Ezra and Nehemiah: Tribal Identity vs. Compassion November 12, 2018

Women and children are leaving Jerusalem as Jewish men stand in the background, as told in the books of Ezra and Nehemiah.
The priest Ezra, solicitous of Jewish identity, orders the men to send away wives they had taken from the People of the Land.

Two books in the Old Testament are ones I like least, and two are my favorites. All four may have been written about the same time, although that is not certain.. The least liked are Ezra and Nehemiah. My favorites are Ruth and Jonah. The two pairs are like point and counterpoint.  I imagine Jesus liked the stories of Ruth and Jonah, but not Ezra and Nehemiah. The latter two, however, provide background for Ruth and Jonah. My favorite stories will have to wait until the next posts.

Episode 9 in Opening the Scriptures on the Way to Emmaus: Why Messiah had to Suffer. Introduction and links to other posts in the series here.

We pick up the story when the Babylonian Captivity is ending. Babylon, the great empire, had conquered what was left of Israel’s descendants after an earlier empire, Assyria, had vanquished the Northern Kingdom. Jerusalem and Solomon’s temple are ruins, the Jews are in exile. But another power will rise to replace Babylon.

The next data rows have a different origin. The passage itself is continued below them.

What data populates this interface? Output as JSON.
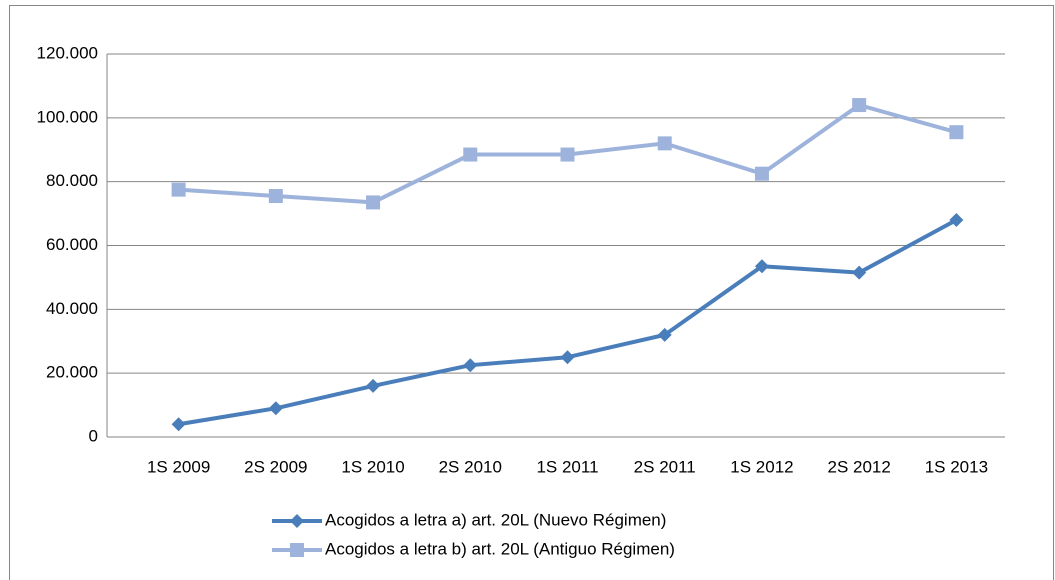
{
  "chart_data": {
    "type": "line",
    "categories": [
      "1S 2009",
      "2S 2009",
      "1S 2010",
      "2S 2010",
      "1S 2011",
      "2S 2011",
      "1S 2012",
      "2S 2012",
      "1S 2013"
    ],
    "series": [
      {
        "name": "Acogidos a letra a) art. 20L (Nuevo Régimen)",
        "color": "#4a7ebb",
        "marker": "diamond",
        "values": [
          4000,
          9000,
          16000,
          22500,
          25000,
          32000,
          53500,
          51500,
          68000
        ]
      },
      {
        "name": "Acogidos a letra b) art. 20L (Antiguo Régimen)",
        "color": "#9db3dc",
        "marker": "square",
        "values": [
          77500,
          75500,
          73500,
          88500,
          88500,
          92000,
          82500,
          104000,
          95500
        ]
      }
    ],
    "ylim": [
      0,
      120000
    ],
    "yticks": [
      0,
      {
        "value": 20000,
        "label": "20.000"
      },
      {
        "value": 40000,
        "label": "40.000"
      },
      {
        "value": 60000,
        "label": "60.000"
      },
      {
        "value": 80000,
        "label": "80.000"
      },
      {
        "value": 100000,
        "label": "100.000"
      },
      {
        "value": 120000,
        "label": "120.000"
      }
    ],
    "grid": true,
    "legend": "bottom"
  }
}
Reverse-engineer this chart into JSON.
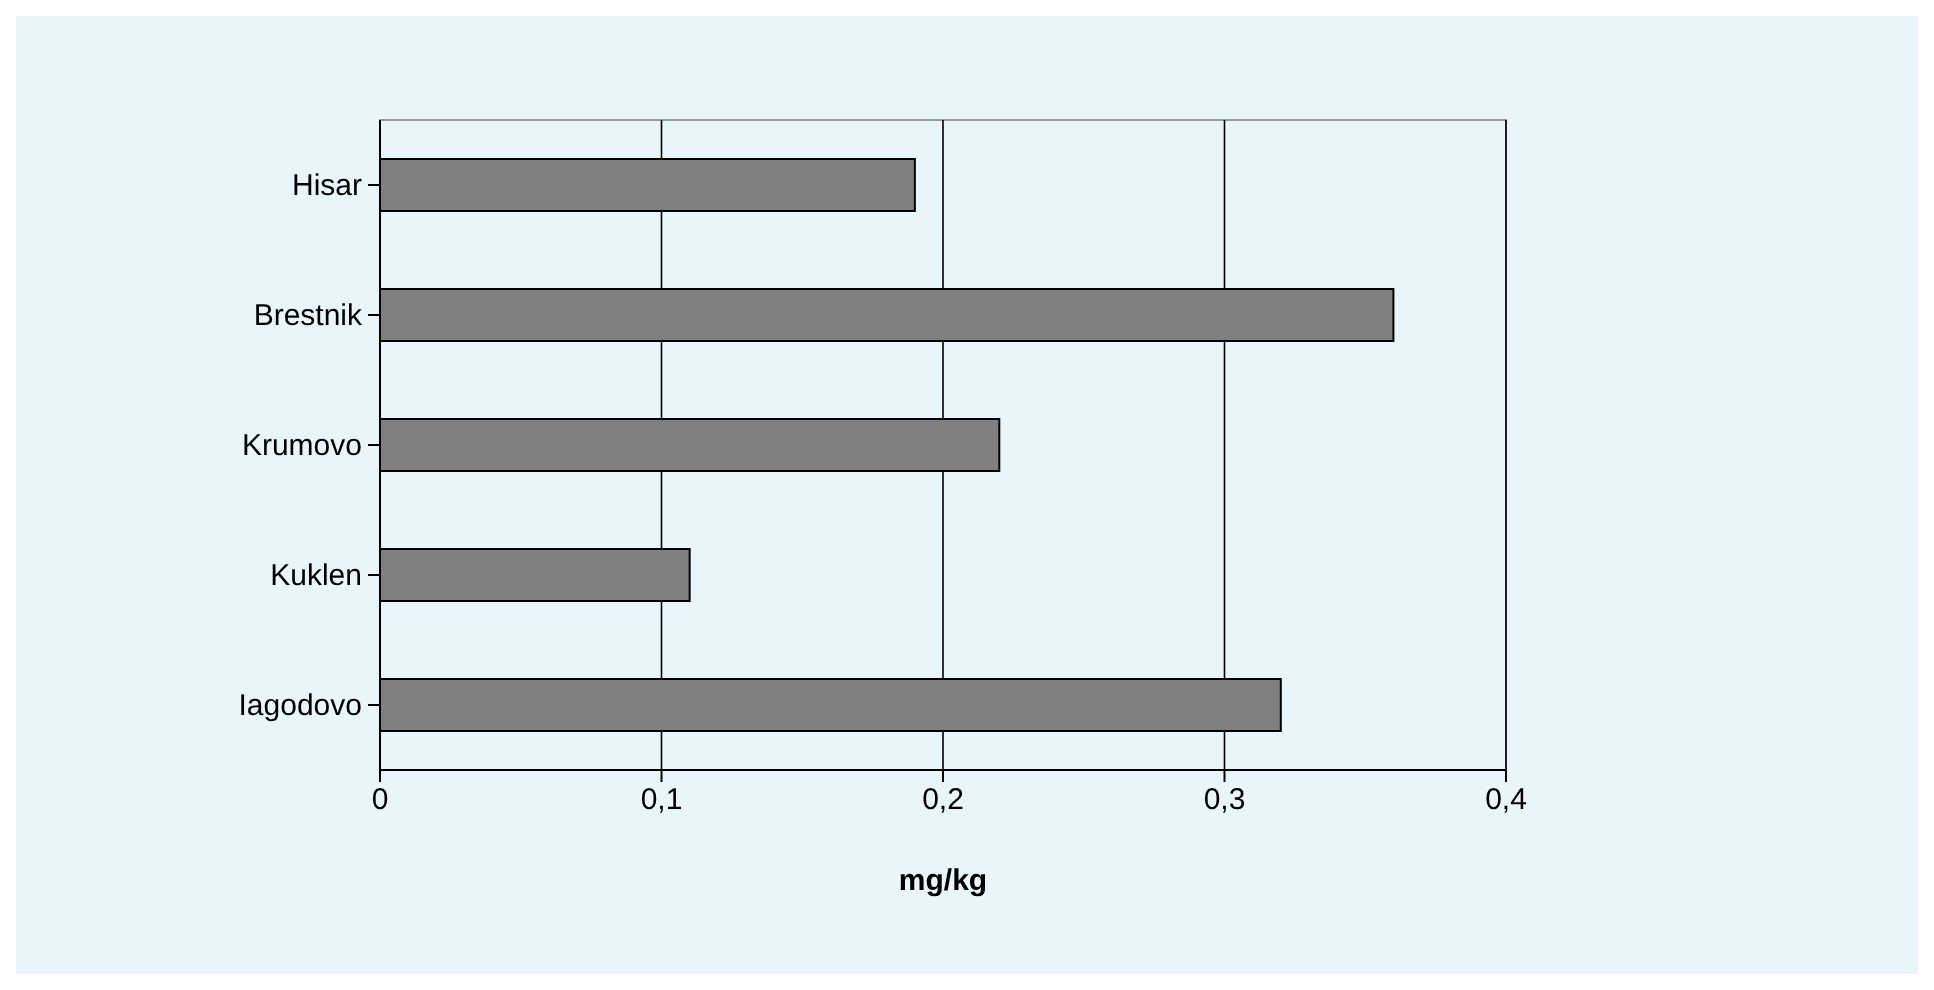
{
  "chart_data": {
    "type": "bar",
    "orientation": "horizontal",
    "categories": [
      "Hisar",
      "Brestnik",
      "Krumovo",
      "Kuklen",
      "Iagodovo"
    ],
    "values": [
      0.19,
      0.36,
      0.22,
      0.11,
      0.32
    ],
    "color": "#808080",
    "xlim": [
      0,
      0.4
    ],
    "xticks": [
      {
        "value": 0,
        "label": "0"
      },
      {
        "value": 0.1,
        "label": "0,1"
      },
      {
        "value": 0.2,
        "label": "0,2"
      },
      {
        "value": 0.3,
        "label": "0,3"
      },
      {
        "value": 0.4,
        "label": "0,4"
      }
    ],
    "xlabel": "mg/kg",
    "grid": "x"
  }
}
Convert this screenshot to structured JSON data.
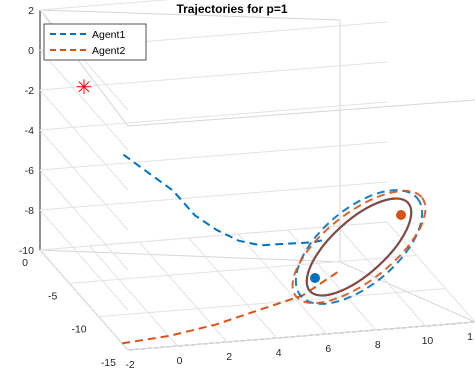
{
  "chart_data": {
    "type": "line",
    "title": "Trajectories for p=1",
    "xlabel": "",
    "ylabel": "",
    "zlabel": "",
    "xlim": [
      -2,
      12
    ],
    "ylim": [
      -15,
      0
    ],
    "zlim": [
      -10,
      2
    ],
    "x_ticks": [
      "-2",
      "0",
      "2",
      "4",
      "6",
      "8",
      "10",
      "1"
    ],
    "y_ticks": [
      "0",
      "-5",
      "-10",
      "-15"
    ],
    "z_ticks": [
      "2",
      "0",
      "-2",
      "-4",
      "-6",
      "-8",
      "-10"
    ],
    "grid": true,
    "legend_position": "top-left",
    "series": [
      {
        "name": "Agent1",
        "style": "dashed",
        "color": "#0072BD",
        "points": [
          [
            -1,
            -10,
            -2
          ],
          [
            1,
            -10,
            -4
          ],
          [
            2,
            -9.5,
            -5.5
          ],
          [
            3,
            -9,
            -6.5
          ],
          [
            4,
            -8.5,
            -7.3
          ],
          [
            5,
            -8,
            -7.8
          ],
          [
            6,
            -7.5,
            -8
          ],
          [
            6.8,
            -7,
            -8.2
          ],
          [
            7.5,
            -6.5,
            -8.4
          ],
          [
            8,
            -6,
            -8.5
          ]
        ]
      },
      {
        "name": "Agent2",
        "style": "dashed",
        "color": "#D95319",
        "points": [
          [
            -2,
            -14,
            -10
          ],
          [
            0,
            -13.5,
            -10
          ],
          [
            2,
            -13,
            -9.8
          ],
          [
            4,
            -12,
            -9.6
          ],
          [
            6,
            -11,
            -9.4
          ],
          [
            7,
            -10,
            -9.2
          ],
          [
            8,
            -9,
            -9
          ]
        ]
      }
    ],
    "target_marker": {
      "symbol": "*",
      "color": "#FF0000",
      "x": -2,
      "y": -15,
      "z": 0
    },
    "endpoints": [
      {
        "label": "Agent1",
        "color": "#0072BD",
        "x": 8,
        "y": -6,
        "z": -8.5
      },
      {
        "label": "Agent2",
        "color": "#D95319",
        "x": 8,
        "y": -9,
        "z": -9
      }
    ]
  }
}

After about 50 years of exile the Jewish people get permission to return to Jerusalem. The new Persian overlords have a different, more accommodating, policy toward their subject peoples. Probably they see the advantage of having client buffers around their empire whom they can cow into being more or less friendly. The Jews rebuild Jerusalem, and the temple stands again—a much smaller version. A sacrificial regimen again takes its place in the temple.

Would the Jews remember the lesson of the prophets, that God desires mercy and justice more than sacrifice? What would become of David’s kind of holiness, which does not foster divisions among groups of people? What kind of identity would God’s people pursue? Did the people look for the best in another after their own experience of being of least regard? The picture is fuzzy, and the Bible itself is struggling to find its way. Given the historical circumstances, we might understand if most Jews clung to their identity in difference from others rather than in compassion.

Ezra and Nehemiah dominate the picture.

The return of the exiles to Jerusalem led to conflict with the “People of the Land.” Some of these were descendants of the ones left behind by the deportation of 50 years previous. The opposition stemmed partly from the returnees’ exclusionary attitude toward those who had not undergone exile and, perhaps, had not been privy to the new theological developments of the exiles’ synagogue culture.

The situation right away provokes two judgments. First, the theology of the returning exiles was probably closer to what we consider true monotheism than that of the People of the Land, although both groups worshiped the same God. Second, if we look for where Jesus might locate himself, I’d say it’s with the rejected People of the Land.

There are friendlier times, as at the completion of the new temple under the leadership of Nehemiah. Both groups join in the celebration with massive sacrifices of livestock. The least compassionate point comes about 50 years later when the priest Ezra arrives, having researched the purity codes of the scriptures. He demands that all Jewish men who have taken wives from among the People of the Land send them away. The biblical books of Ezra and Nehemiah tell this story.

Another biblical point of view

But Ezra’s exclusiveness was not the Bible’s only point of view. The books of Ruth and Jonah show quite a different attitude toward foreigners and may have been a rebuttal to the Ezra faction. These latter two are stories. One’s a sweet romance and the other’s a humorous tall tale. Both are set in the past so they also qualify as historical fiction.

Whoever wrote these last two books must have known they were shaking up some religious sensibilities.  They tell of God’s favor toward foreigners, even enemies of Israel. They tell us where Jesus’ sympathies lie, where he would have seen himself. The next two posts, as we near the end of this Emmaus series, are about Ruth and Jonah.